Dangers of BEGIN and END

December 5, 2009

I’ve presented this material at three conferences recently, so it’s about time I wrote a blog post on it…

As programmers, we love modularisation — even in the SQL space. We make stored procedures, views, and functions to encapsulate our code. This improves maintainability, simplifies the development experience, and is generally useful.

But there’s a time when it’s a bad thing for SQL Server.

There’s an amazing component of SQL Server called the Query Optimizer (I always want to write Optimiser, but I’m assuming it’s a proper noun and putting up with the US spelling). When we write queries in T-SQL, it’s the Query Optimizer that works out how to actually run the query. It works out what indexes can be used to improve performance, what order tables (well, indexes and heaps) should be accessed, how to perform the joins, and so on. I find that a rough appreciation of the power of the Query Optimizer can really help query writers.

For example, the Query Optimizer will translate a correlated sub-query in the SELECT clause into a LEFT OUTER JOIN, so that you don’t have to. It will also work out when joins can be rendered pointless and thereby removed from the plan altogether. If you let these principles help you in your query design, you can see significant benefits. It also helps you write queries that are easier to maintain, as there’s little point in trying to be clever by writing a query in a different way if the Query Optimizer will handle it in the same way as before.

If you use a view in another query, the definition of the view is used in the query as if you had written it with a sub-query. A view is simply that — a stored sub-query. They are sometimes referred to as ‘virtual tables’, but I disagree. They are stored sub-queries. Sure, the analogy falls down when you start considering indexed views, but on the whole, a view should be seen as a stored sub-query. The Query Optimizer takes the view definition, applies it in the second query, simplifies it where possible, and works out the best way of executing it. If you’re only interested in a couple of columns out of the view, the Query Optimizer has an opportunity to take that into consideration.

Stored procedures are different.

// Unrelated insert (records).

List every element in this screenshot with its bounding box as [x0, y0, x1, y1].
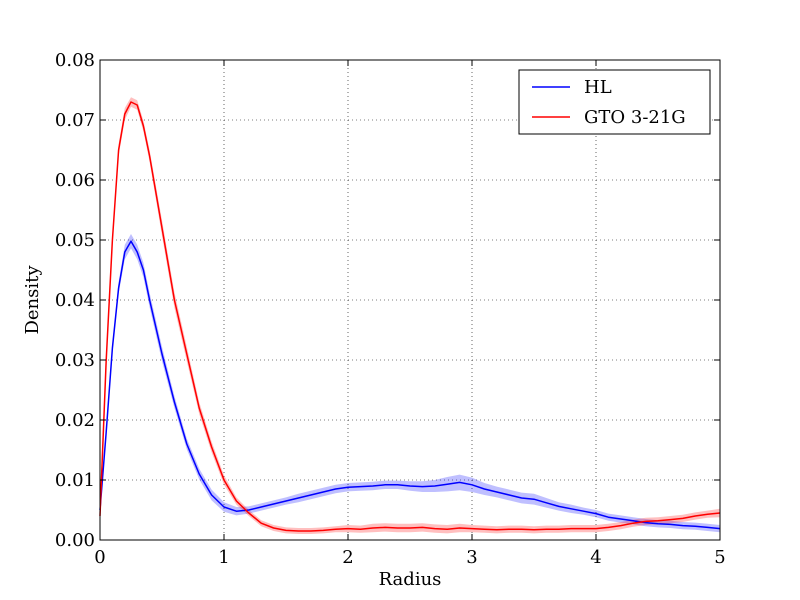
x-axis-label: Radius	[379, 569, 442, 590]
y-tick-label: 0.07	[55, 110, 95, 131]
x-tick-label: 1	[218, 547, 229, 568]
legend: HL GTO 3-21G	[518, 69, 711, 135]
y-tick-label: 0.05	[55, 230, 95, 251]
series-line-hl	[99, 240, 721, 530]
x-tick-labels: 0 1 2 3 4 5	[94, 547, 725, 568]
y-tick-labels: 0.00 0.01 0.02 0.03 0.04 0.05 0.06 0.07 0.08	[55, 50, 95, 551]
x-tick-label: 4	[590, 547, 601, 568]
y-axis-label: Density	[22, 265, 43, 335]
y-tick-label: 0.06	[55, 170, 95, 191]
series-lines	[99, 101, 721, 532]
series-line-gto	[99, 101, 721, 532]
x-tick-label: 0	[94, 547, 105, 568]
y-tick-label: 0.08	[55, 50, 95, 71]
legend-label-hl: HL	[584, 77, 612, 98]
y-tick-label: 0.01	[55, 470, 95, 491]
x-tick-label: 3	[466, 547, 477, 568]
axis-ticks	[99, 59, 721, 541]
y-tick-label: 0.00	[55, 530, 95, 551]
y-tick-label: 0.02	[55, 410, 95, 431]
legend-label-gto: GTO 3-21G	[584, 107, 686, 128]
x-tick-label: 5	[714, 547, 725, 568]
y-tick-label: 0.04	[55, 290, 95, 311]
x-tick-label: 2	[342, 547, 353, 568]
y-tick-label: 0.03	[55, 350, 95, 371]
legend-box	[518, 69, 711, 135]
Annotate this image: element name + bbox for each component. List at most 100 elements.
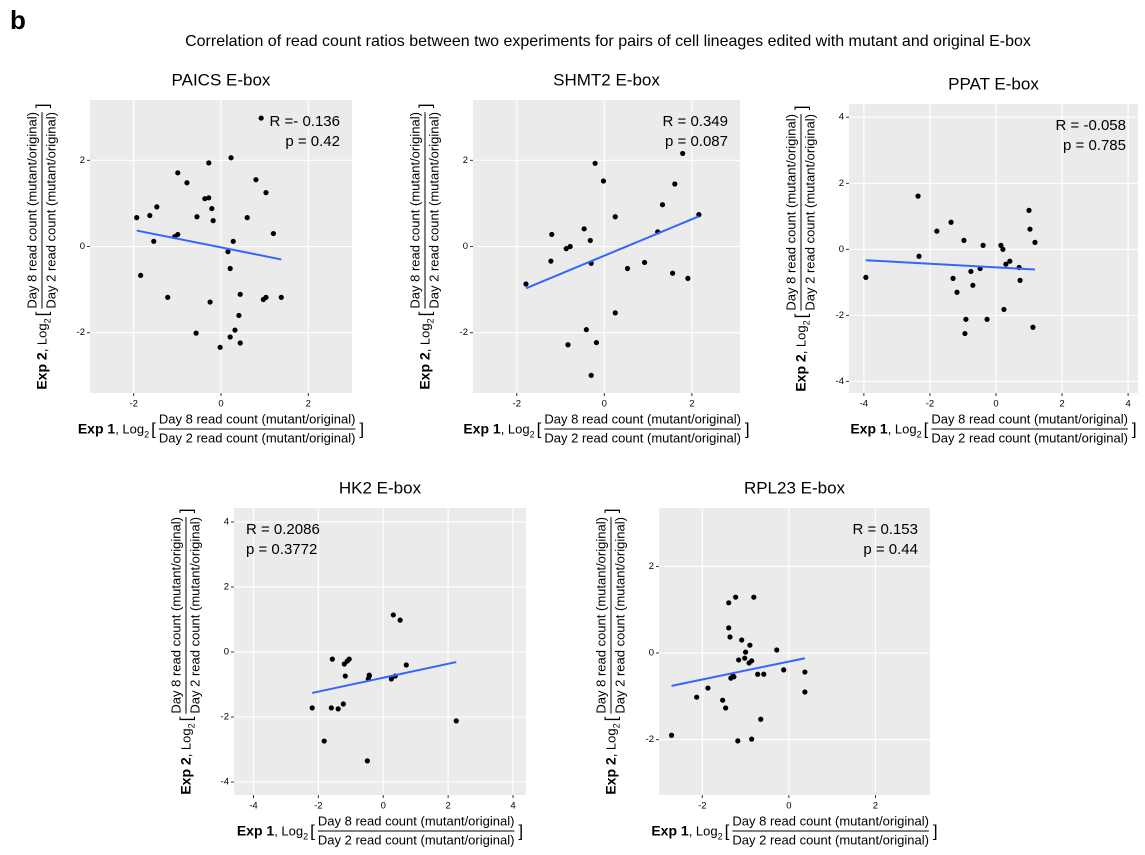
axis-label-denominator: Day 2 read count (mutant/original): [931, 430, 1128, 445]
point: [1026, 207, 1032, 213]
y-tick-label: 2: [649, 561, 654, 572]
point: [138, 272, 144, 278]
axis-label-bracket: ]: [415, 103, 434, 108]
point: [802, 689, 808, 695]
axis-label-bracket: ]: [176, 508, 195, 513]
point: [948, 219, 954, 225]
axis-label-bracket: [: [32, 311, 51, 316]
axis-label-bracket: [: [725, 821, 730, 840]
y-tick-label: -2: [221, 712, 229, 723]
panel-label: b: [10, 5, 26, 35]
annotation: R = -0.058: [1056, 117, 1126, 134]
point: [236, 312, 242, 319]
point: [328, 705, 334, 711]
axis-label-exp: Exp 2: [178, 757, 194, 795]
point: [962, 330, 968, 337]
axis-label-body: Exp 1, Log 2 [Day 8 read count (mutant/ori…: [463, 411, 749, 445]
annotation: p = 0.087: [665, 133, 728, 150]
axis-label-subscript: 2: [42, 318, 52, 323]
chart-title: SHMT2 E-box: [553, 70, 660, 89]
point: [723, 705, 729, 711]
point: [388, 676, 394, 682]
point: [916, 253, 922, 259]
trend-line: [311, 661, 457, 694]
point: [755, 671, 761, 677]
point: [749, 658, 755, 664]
point: [1032, 239, 1038, 245]
point: [672, 181, 678, 187]
x-tick-label: -4: [249, 801, 257, 812]
point: [366, 672, 372, 678]
point: [1001, 306, 1007, 313]
y-tick-label: 4: [224, 516, 229, 527]
y-tick-label: 0: [463, 241, 468, 252]
point: [984, 316, 990, 322]
point: [193, 330, 199, 336]
axis-label-denominator: Day 2 read count (mutant/original): [426, 112, 441, 309]
point: [227, 334, 233, 340]
x-tick-label: -4: [860, 399, 868, 410]
axis-label-log: , Log: [793, 325, 808, 354]
axis-label-exp: Exp 1: [237, 823, 275, 839]
point: [390, 612, 396, 618]
point: [758, 716, 764, 722]
point: [1027, 226, 1033, 232]
point: [1000, 246, 1006, 252]
point: [950, 275, 956, 281]
axis-label-subscript: 2: [917, 429, 922, 439]
plot-background: [659, 508, 930, 795]
point: [659, 202, 666, 208]
point: [802, 669, 808, 675]
point: [237, 291, 243, 297]
axis-label-numerator: Day 8 read count (mutant/original): [168, 517, 183, 714]
point: [720, 697, 726, 703]
axis-label-bracket: [: [151, 419, 156, 438]
y-tick-label: 0: [80, 241, 85, 252]
point: [587, 237, 593, 244]
point: [739, 637, 745, 643]
point: [237, 340, 243, 346]
point: [309, 705, 315, 711]
axis-label-numerator: Day 8 read count (mutant/original): [159, 411, 356, 426]
point: [210, 218, 216, 224]
plot-background: [849, 104, 1138, 393]
point: [278, 294, 284, 300]
point: [244, 215, 250, 221]
point: [669, 270, 676, 276]
annotation: p = 0.785: [1063, 137, 1126, 154]
point: [970, 282, 976, 288]
axis-label-log: , Log: [888, 421, 917, 436]
point: [1030, 324, 1036, 330]
x-tick-label: 4: [1125, 399, 1130, 410]
y-tick-label: 2: [463, 155, 468, 166]
axis-label-body: Exp 1, Log 2 [Day 8 read count (mutant/ori…: [850, 411, 1136, 445]
axis-label-subscript: 2: [611, 723, 621, 728]
y-tick-label: -2: [836, 310, 844, 321]
point: [258, 115, 264, 121]
point: [668, 732, 675, 738]
x-tick-label: 2: [306, 399, 311, 410]
axis-label-denominator: Day 2 read count (mutant/original): [159, 430, 356, 445]
axis-label-numerator: Day 8 read count (mutant/original): [24, 112, 39, 309]
point: [134, 215, 140, 221]
point: [342, 673, 348, 679]
axis-label-log: , Log: [178, 728, 193, 757]
point: [202, 196, 208, 202]
point: [641, 259, 648, 266]
axis-label-log: , Log: [115, 421, 144, 436]
point: [563, 246, 569, 252]
point: [694, 694, 700, 700]
axis-label-subscript: 2: [801, 320, 811, 325]
axis-label-bracket: ]: [359, 419, 364, 438]
point: [207, 299, 213, 305]
point: [206, 195, 212, 201]
axis-label-bracket: ]: [791, 105, 810, 110]
point: [680, 150, 686, 157]
y-tick-label: 0: [224, 647, 229, 658]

You can’t use a stored procedure in an outer query. The closest you can get to this is to use OPENROWSET to consume the results of a stored procedure in an outer query, but still the whole procedure runs. After all, it’s a procedure. A set of T-SQL commands, not a set of queries. I see the clue to this as the BEGIN and END that stored procedures generally use. I like stored procedures, but I do get frustrated if they’re returning more information than I need, since I have no way of letting the system know that maybe it doesn’t need to do as much work.

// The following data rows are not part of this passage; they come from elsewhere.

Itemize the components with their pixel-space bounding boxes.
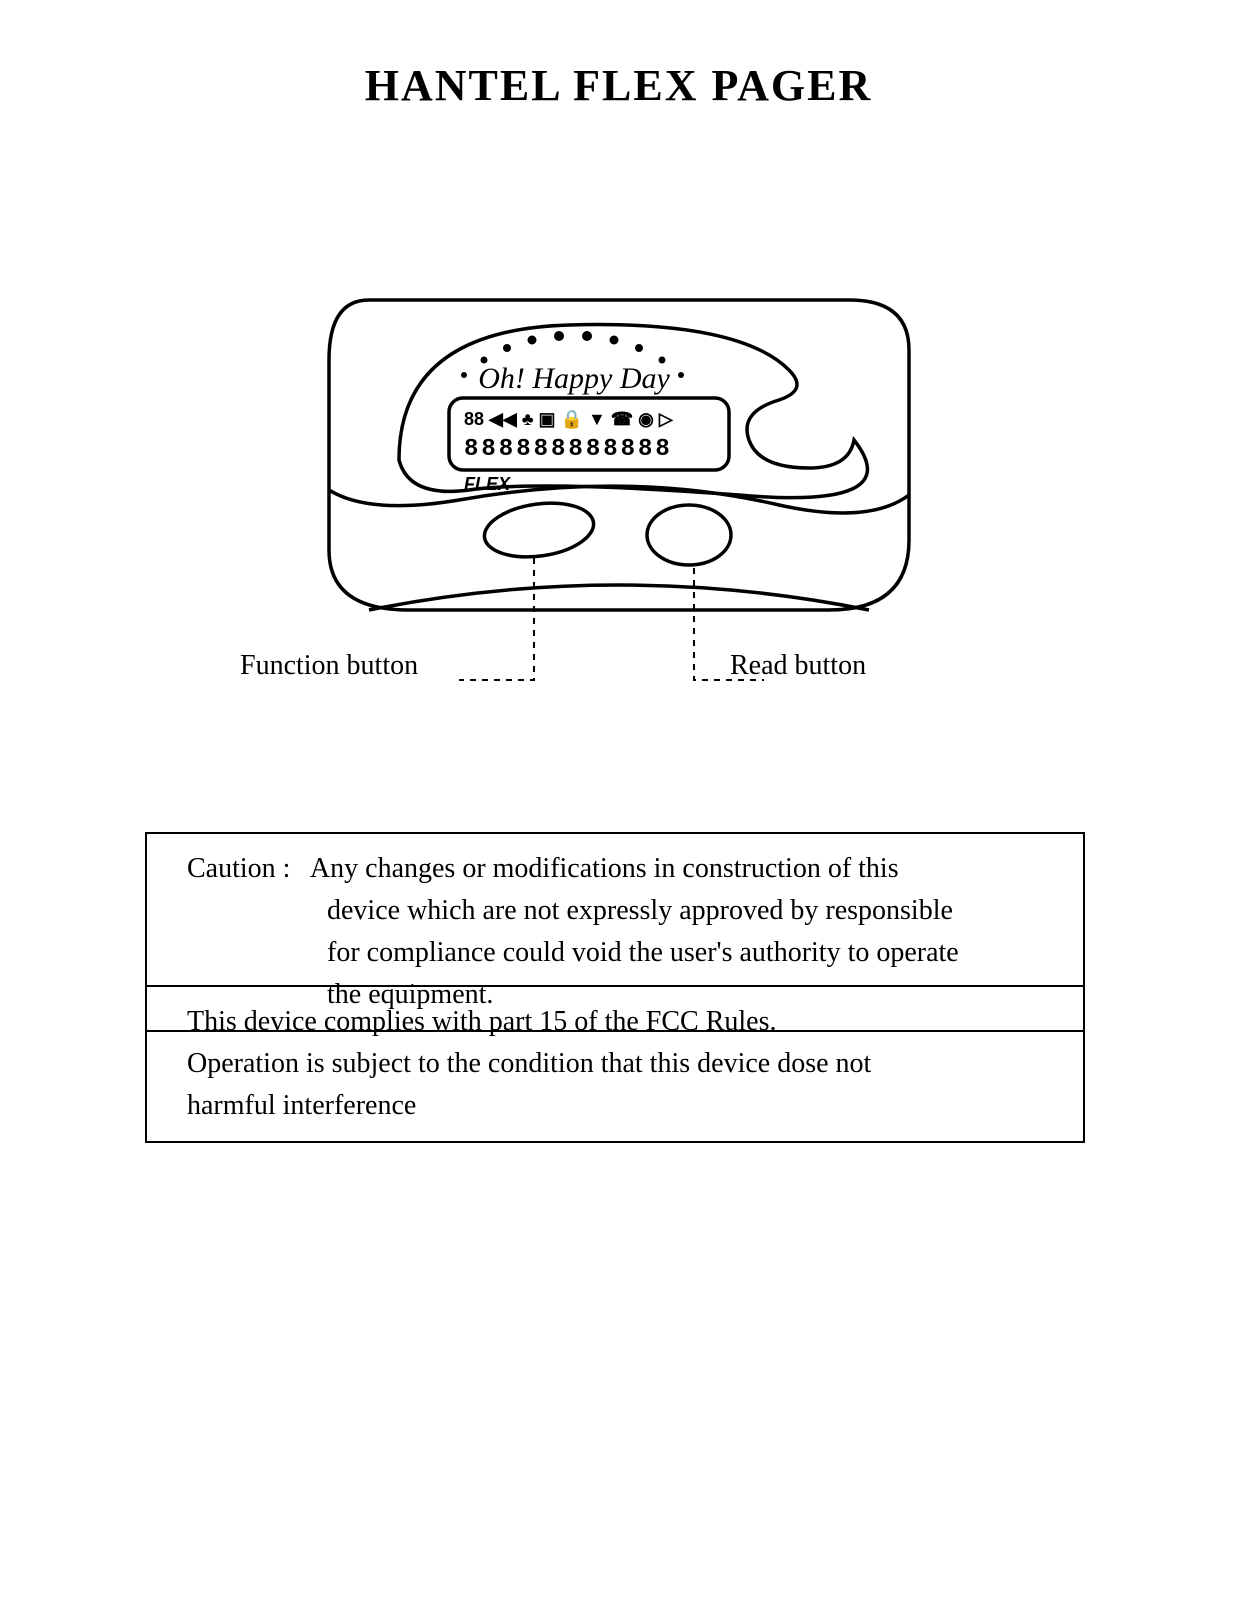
lcd-digits: 888888888888 <box>464 436 673 463</box>
caution-line3: for compliance could void the user's aut… <box>327 932 1063 974</box>
fcc-line1: This device complies with part 15 of the… <box>187 1001 1063 1043</box>
function-button-label: Function button <box>240 650 418 682</box>
lcd-icons: 88 ◀◀ ♣ ▣ 🔒 ▼ ☎ ◉ ▷ <box>464 409 674 429</box>
read-button-label: Read button <box>730 650 866 682</box>
fcc-line3: harmful interference <box>187 1085 1063 1127</box>
page-title: HANTEL FLEX PAGER <box>0 60 1237 111</box>
pager-slogan: Oh! Happy Day <box>478 362 670 395</box>
caution-line1: Any changes or modifications in construc… <box>310 853 899 884</box>
document-page: HANTEL FLEX PAGER <box>0 0 1237 1600</box>
caution-label: Caution : <box>187 853 290 884</box>
fcc-box: This device complies with part 15 of the… <box>145 985 1085 1143</box>
pager-brand: FLEX <box>464 474 511 494</box>
caution-line2: device which are not expressly approved … <box>327 890 1063 932</box>
fcc-line2: Operation is subject to the condition th… <box>187 1043 1063 1085</box>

Functions are in between, and come in two varieties. A function can be inline, or it can be procedural. I don’t think you find this differentiation in many places — and normally people talk about this particular drawback as being associated with Scalar Functions as compared to Table-Valued Functions, but the problem is actually one of simplification.

An inline function must be a table-valued function at this point in time. It takes the form:

CREATE FUNCTION dbo.fnFunctionName(<paramlist>) RETURNS TABLE AS
RETURN
( SELECT …. );

It is always this form, with a sub-query enclosed in a RETURN statement. It can return many columns and many rows, but the definition of the table is implied by the SELECT clause. This is essentially a view that can take parameters.

The other form is one that involves BEGIN and END. Scalar functions (unfortunately) require this (but hopefully one day will not).

CREATE FUNCTION dbo.fnFunctionName(<paramlist>) RETURNS int AS
BEGIN
RETURN ( … )
END;

As the RETURN statement is enclosed between a BEGIN and END, it can be preceded by other statements, used in working out what value should be returned.

Table-valued functions can use BEGIN and END, when multiple lines are required to calculate the rows in the table being returned.

CREATE FUNCTION dbo.fnFunctionName(<paramlist>) RETURNS @table TABLE (<fields>) AS
BEGIN
…
RETURN
END;

In this kind of function, the table variable is populated with data, and returned to the outer query when the RETURN command is reached.

But when the Query Optimizer comes across a procedural function, it cannot simplify it out and executes the function in a different context.

The execution plan will report that the cost of running the function is zero. But it’s lying. The way to see the impact of the function is to look in SQL Profiler, where you’ll see potentially many calls to the function, as it needs to work out the result for each different set of parameters it’s passed. The pain can be quite great, and you will never have noticed if you just look at the Execution Plans.

The moral of the story is to make sure that your functions are able to be simplified out by the Query Optimizer. Use inline table-valued functions even in place of scalar functions. You can always hook into them using CROSS/OUTER APPLY in your FROM clause, or even use them in your SELECT clause (not “SELECT Claws” — that would make it related to my company LobsterPot Solutions, and “SELECT Claus” is just a bit Christmassy) using a construct like SELECT (SELECT field FROM dbo.fnMyTVF(someParam)) …

Consider the Query Optimizer your friend. Study Execution Plans well to look at how the Query Optimizer is simplifying your query. And stay away from BEGIN and END if possible.